Review of ‘Learning Test-Driven Development’

Test-driven development is a technique for designing and structuring code that encourages simplicity and increases one’s confidence in code, even as its size increases.

…this technique is borne of a set of beliefs about code, namely:

  • That simplicity—the art of maximizing the amount of work not done, is essential.
  • That obviousness and clarity are more virtuous than cleverness
  • That writing uncluttered code is a key component of being successful.

…The unit tests that we end up with via TDD are an added bonus; the primary benefit is the simplicity of design we get.

How do we achieve this simplicity? It is through the mechanism of red-green-refactor…

…TDD guides us to simpler design because it provides these two practical rules as guardrails: Only write production code to fix a failing test. Refactor energetically when, and only when, tests are green.

Learning Test-Driven Development, Saleem Siddiqui

As a Business Analyst at a company operating under the waterfall paradigm, I was trained to do all the analysis up-front, before any code was written. The development team was outsourced, so once our extensive documentation was written and sent over, we would essentially sit and wait for the updated code to be delivered. Once received, we would go through the painstaking procedure of testing all the changes to see if they worked. There were always defects to be logged, which was to be expected – but all-in-all, as long as the team hadn’t completely misunderstood what you wanted, things turned out OK. The developers presumably did their own testing before delivering their work, but I never saw what that testing entailed.

When I moved to work for a more Agile company, the way of working was quite different, and while I had initially held onto a mindset that all the thinking should be done up-front, and that testing is primarily done after the code is written (and done primarily by hand), it quickly became apparent that this is not how high-performing teams work.
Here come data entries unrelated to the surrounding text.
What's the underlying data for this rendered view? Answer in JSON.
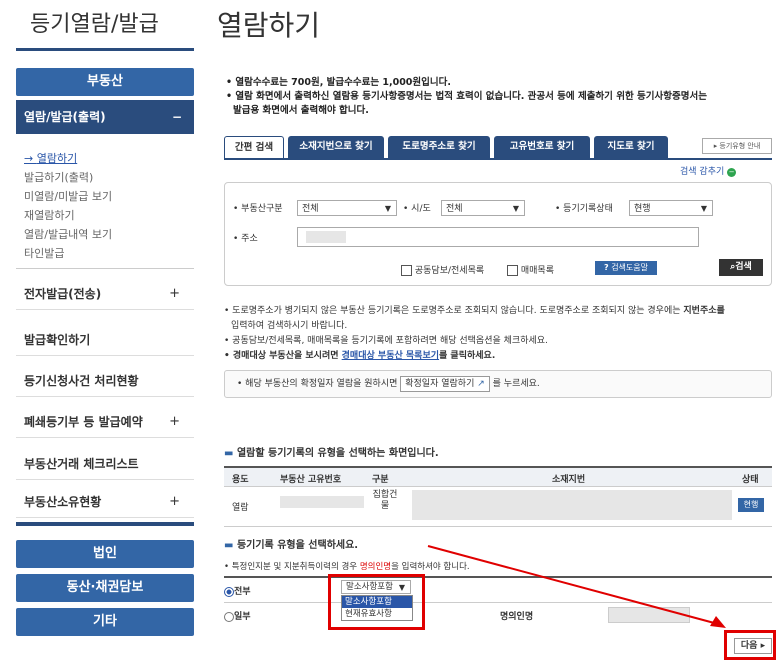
{
  "sidebar": {
    "title": "등기열람/발급",
    "category_realestate": "부동산",
    "open_menu": "열람/발급(출력)",
    "sub_items": [
      "열람하기",
      "발급하기(출력)",
      "미열람/미발급 보기",
      "재열람하기",
      "열람/발급내역 보기",
      "타인발급"
    ],
    "menu_rows": [
      {
        "label": "전자발급(전송)",
        "plus": "+"
      },
      {
        "label": "발급확인하기",
        "plus": ""
      },
      {
        "label": "등기신청사건 처리현황",
        "plus": ""
      },
      {
        "label": "폐쇄등기부 등 발급예약",
        "plus": "+"
      },
      {
        "label": "부동산거래 체크리스트",
        "plus": ""
      },
      {
        "label": "부동산소유현황",
        "plus": "+"
      }
    ],
    "buttons": [
      "법인",
      "동산·채권담보",
      "기타"
    ]
  },
  "page": {
    "title": "열람하기",
    "notice1": "• 열람수수료는 700원, 발급수수료는 1,000원입니다.",
    "notice2": "• 열람 화면에서 출력하신 열람용 등기사항증명서는 법적 효력이 없습니다. 관공서 등에 제출하기 위한 등기사항증명서는",
    "notice3": "발급용 화면에서 출력해야 합니다."
  },
  "tabs": [
    "간편 검색",
    "소재지번으로 찾기",
    "도로명주소로 찾기",
    "고유번호로 찾기",
    "지도로 찾기"
  ],
  "guide_link": "▸ 등기유형 안내",
  "search_collapse": "검색 감추기",
  "form": {
    "type_label": "• 부동산구분",
    "type_value": "전체",
    "region_label": "• 시/도",
    "region_value": "전체",
    "status_label": "• 등기기록상태",
    "status_value": "현행",
    "address_label": "• 주소",
    "chk_collateral": "공동담보/전세목록",
    "chk_trade": "매매목록",
    "help_label": "검색도움말",
    "search_label": "검색"
  },
  "info": {
    "line1": "• 도로명주소가 병기되지 않은 부동산 등기기록은 도로명주소로 조회되지 않습니다. 도로명주소로 조회되지 않는 경우에는",
    "line1_bold": "지번주소를",
    "line2": "입력하여 검색하시기 바랍니다.",
    "line3": "• 공동담보/전세목록, 매매목록을 등기기록에 포함하려면 해당 선택옵션을 체크하세요.",
    "line4_a": "• 경매대상 부동산을 보시려면",
    "line4_link": "경매대상 부동산 목록보기",
    "line4_b": "를 클릭하세요.",
    "date_pre": "• 해당 부동산의 확정일자 열람을 원하시면",
    "date_btn": "확정일자 열람하기",
    "date_post": "를 누르세요."
  },
  "section1": {
    "title": "열람할 등기기록의 유형을 선택하는 화면입니다.",
    "headers": [
      "용도",
      "부동산 고유번호",
      "구분",
      "소재지번",
      "상태"
    ],
    "row": {
      "use": "열람",
      "type": "집합건물",
      "status": "현행"
    }
  },
  "section2": {
    "title": "등기기록 유형을 선택하세요.",
    "note_a": "• 특정인지분 및 지분취득이력의 경우",
    "note_red": "명의인명",
    "note_b": "을 입력하셔야 합니다.",
    "all_label": "전부",
    "part_label": "일부",
    "dropdown_value": "말소사항포함",
    "options": [
      "말소사항포함",
      "현재유효사항"
    ],
    "name_label": "명의인명"
  },
  "next_label": "다음",
  "colors": {
    "primary": "#3366a6",
    "dark": "#2a4c7d",
    "highlight": "#e00000",
    "green": "#2ea44f"
  }
}
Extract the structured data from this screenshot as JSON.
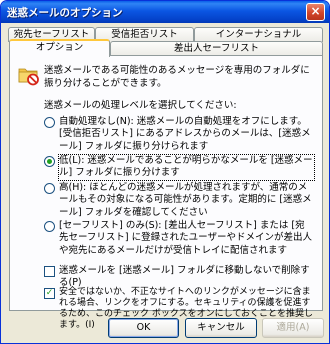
{
  "window": {
    "title": "迷惑メールのオプション",
    "close_label": "×"
  },
  "tabs_row1": [
    {
      "label": "宛先セーフリスト"
    },
    {
      "label": "受信拒否リスト"
    },
    {
      "label": "インターナショナル"
    }
  ],
  "tabs_row2": [
    {
      "label": "オプション",
      "active": true
    },
    {
      "label": "差出人セーフリスト"
    }
  ],
  "options_panel": {
    "description": "迷惑メールである可能性のあるメッセージを専用のフォルダに振り分けることができます。",
    "level_prompt": "迷惑メールの処理レベルを選択してください:",
    "levels": [
      {
        "label": "自動処理なし(N): 迷惑メールの自動処理をオフにします。[受信拒否リスト] にあるアドレスからのメールは、[迷惑メール] フォルダに振り分けられます",
        "selected": false
      },
      {
        "label": "低(L): 迷惑メールであることが明らかなメールを [迷惑メール] フォルダに振り分けます",
        "selected": true
      },
      {
        "label": "高(H): ほとんどの迷惑メールが処理されますが、通常のメールもその対象になる可能性があります。定期的に [迷惑メール] フォルダを確認してください",
        "selected": false
      },
      {
        "label": "[セーフリスト] のみ(S): [差出人セーフリスト] または [宛先セーフリスト] に登録されたユーザーやドメインが差出人や宛先にあるメールだけが受信トレイに配信されます",
        "selected": false
      }
    ],
    "delete_option": {
      "label": "迷惑メールを [迷惑メール] フォルダに移動しないで削除する(P)",
      "checked": false
    },
    "link_option": {
      "label": "安全ではないか、不正なサイトへのリンクがメッセージに含まれる場合、リンクをオフにする。セキュリティの保護を促進するため、このチェック ボックスをオンにしておくことを推奨します。(I)",
      "checked": true
    }
  },
  "buttons": {
    "ok": "OK",
    "cancel": "キャンセル",
    "apply": "適用(A)"
  },
  "colors": {
    "titlebar": "#0b56e3",
    "dialog": "#ece9d8",
    "active_tab_accent": "#ffc83c"
  }
}
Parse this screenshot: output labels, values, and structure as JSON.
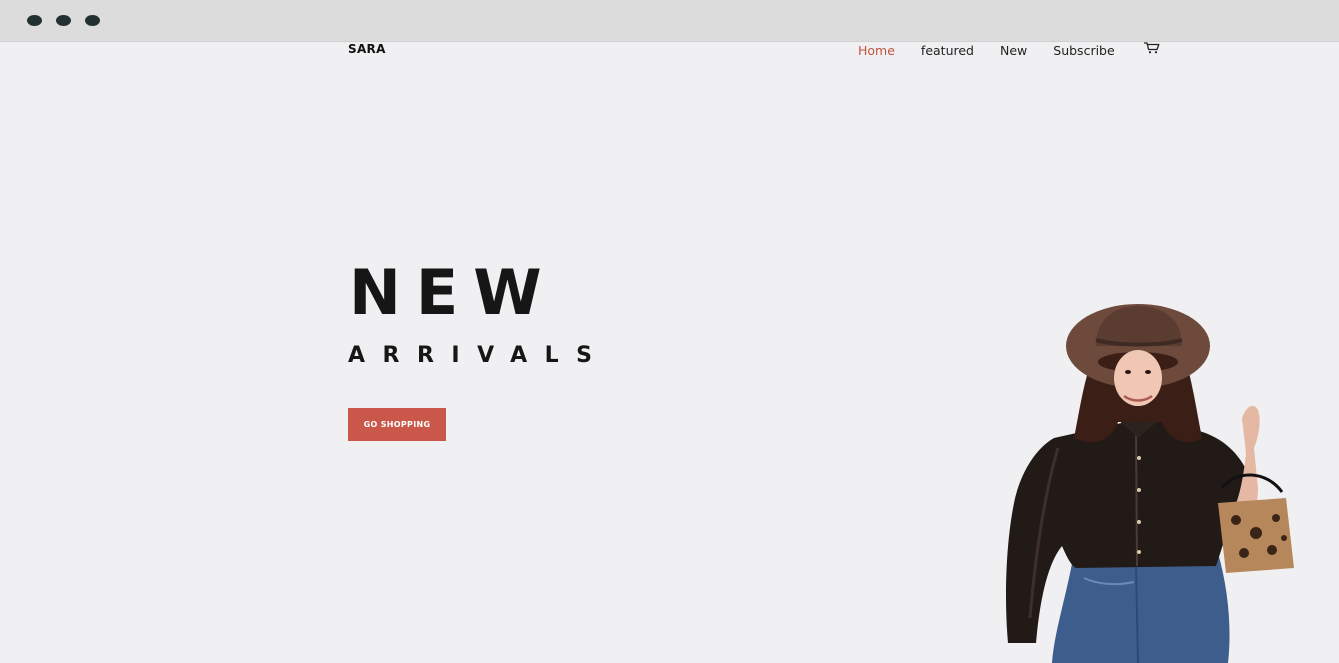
{
  "window": {
    "controls": [
      "dot",
      "dot",
      "dot"
    ]
  },
  "header": {
    "brand": "SARA",
    "nav": [
      {
        "label": "Home",
        "active": true
      },
      {
        "label": "featured",
        "active": false
      },
      {
        "label": "New",
        "active": false
      },
      {
        "label": "Subscribe",
        "active": false
      }
    ],
    "cart_icon": "shopping-cart-icon"
  },
  "hero": {
    "title": "NEW",
    "subtitle": "ARRIVALS",
    "button_label": "GO SHOPPING",
    "image": "woman-in-hat-and-leather-jacket"
  },
  "colors": {
    "accent": "#c9574a",
    "nav_active": "#c0533f",
    "background": "#f0f0f2",
    "titlebar": "#dcdcdc",
    "text": "#161616"
  }
}
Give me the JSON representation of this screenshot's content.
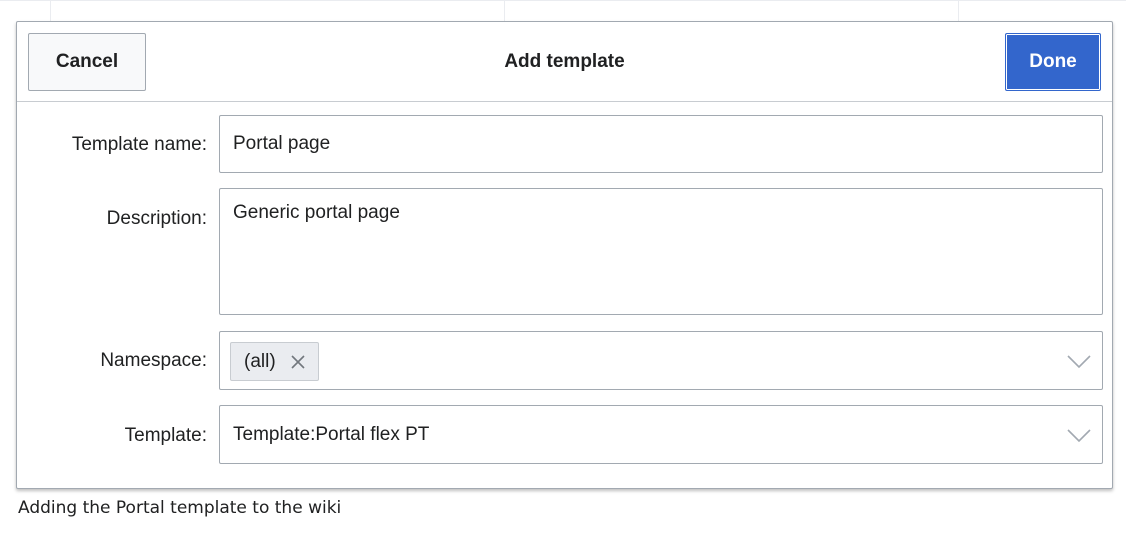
{
  "dialog": {
    "title": "Add template",
    "cancel_label": "Cancel",
    "done_label": "Done",
    "accent_color": "#3366cc"
  },
  "form": {
    "template_name": {
      "label": "Template name:",
      "value": "Portal page"
    },
    "description": {
      "label": "Description:",
      "value": "Generic portal page"
    },
    "namespace": {
      "label": "Namespace:",
      "chips": [
        "(all)"
      ],
      "remove_icon": "close-icon",
      "dropdown_icon": "chevron-down-icon"
    },
    "template": {
      "label": "Template:",
      "value": "Template:Portal flex PT",
      "dropdown_icon": "chevron-down-icon"
    }
  },
  "caption": "Adding the Portal template to the wiki"
}
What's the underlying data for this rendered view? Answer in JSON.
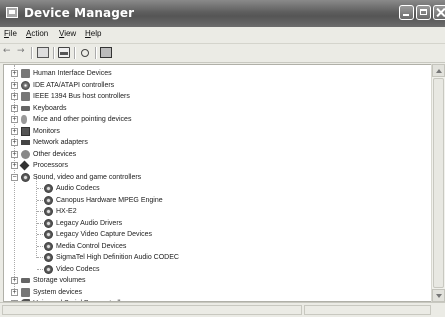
{
  "window": {
    "title": "Device Manager"
  },
  "menu": {
    "file": "File",
    "action": "Action",
    "view": "View",
    "help": "Help"
  },
  "tree": {
    "categories": [
      {
        "label": "Human Interface Devices",
        "icon": "hid-icon",
        "expanded": false
      },
      {
        "label": "IDE ATA/ATAPI controllers",
        "icon": "ide-icon",
        "expanded": false
      },
      {
        "label": "IEEE 1394 Bus host controllers",
        "icon": "ieee1394-icon",
        "expanded": false
      },
      {
        "label": "Keyboards",
        "icon": "keyboard-icon",
        "expanded": false
      },
      {
        "label": "Mice and other pointing devices",
        "icon": "mouse-icon",
        "expanded": false
      },
      {
        "label": "Monitors",
        "icon": "monitor-icon",
        "expanded": false
      },
      {
        "label": "Network adapters",
        "icon": "network-icon",
        "expanded": false
      },
      {
        "label": "Other devices",
        "icon": "unknown-device-icon",
        "expanded": false
      },
      {
        "label": "Processors",
        "icon": "processor-icon",
        "expanded": false
      },
      {
        "label": "Sound, video and game controllers",
        "icon": "sound-icon",
        "expanded": true
      },
      {
        "label": "Storage volumes",
        "icon": "storage-icon",
        "expanded": false
      },
      {
        "label": "System devices",
        "icon": "system-icon",
        "expanded": false
      },
      {
        "label": "Universal Serial Bus controllers",
        "icon": "usb-icon",
        "expanded": false
      }
    ],
    "sound_children": [
      "Audio Codecs",
      "Canopus Hardware MPEG Engine",
      "HX-E2",
      "Legacy Audio Drivers",
      "Legacy Video Capture Devices",
      "Media Control Devices",
      "SigmaTel High Definition Audio CODEC",
      "Video Codecs"
    ]
  }
}
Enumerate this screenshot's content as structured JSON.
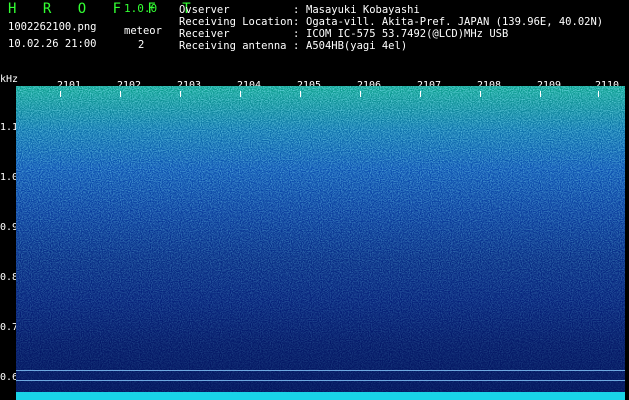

That particular cat cannot be put back in the box. Now, the more I learn about Agile, the more interesting it gets. The fact that the material and best-practice is so connected makes it a very satisfying thing to learn about. As argued in Accelerate: The Science of Lean Software and DevOps, implementing a DevOps culture correlates with high performance. The cornerstone of DevOps is continuous delivery; the first step toward continuous delivery is continuous integration; and the key requirement for continuous integration is automated testing. And this is where we get to this book: Learning Test-Driven Development, by Saleem Siddiqui.

I had had it all wrong; it’s not design, then build, then test – it’s more like “aid your design through tests, and then build”. As someone who is improving their development skills, it only made sense to learn about TDD, because from what I had understood, it transforms how you work as a developer and your relationship with your code.

The book did not disappoint. It was fairly light on the motivation and benefits of TDD – early on stating that it expects you to be sold on the concept already, or willing to give it a go – and goes straight into the coding examples. I followed the book in JavaScript, though the book provides code for Go and Python as well. The fact that these languages were used (and with modern syntax, given the book’s recent publication) was the main reason I chose it over Kent Beck’s more well-known book on the topic.

I feel I understood the RGR (Red-Green-Refactor) cycle by the end, and was able to continue on to do my own practice, however, given the book is quite short, the examples never got particularly complex, and so the tests were always quite simple. As someone being introduced to TDD in practice for the first time, it did leave me wondering how realistic the examples were, whether my tests should really be this small, and how quick-and-dirty I should be in my efforts to get to ‘green’ before refactoring. The latter is the main point of uncertainty to me – the book didn’t really elaborate on why I should focus on getting to Green and then Refactoring, as opposed to getting to Green via good quality code to begin with (making the cycle just R-G, I guess).

I’m sure some aspects of TDD become more plain with practice, and I can hardly expect a comprehensive deep-dive on the subject from a book that (especially if you follow only in one language and therefore only read about half the pages) is quite short.

Overall, the value of the book was well, well worth the time it took to read it, and I feel comfortable adding TDD to my tool-belt.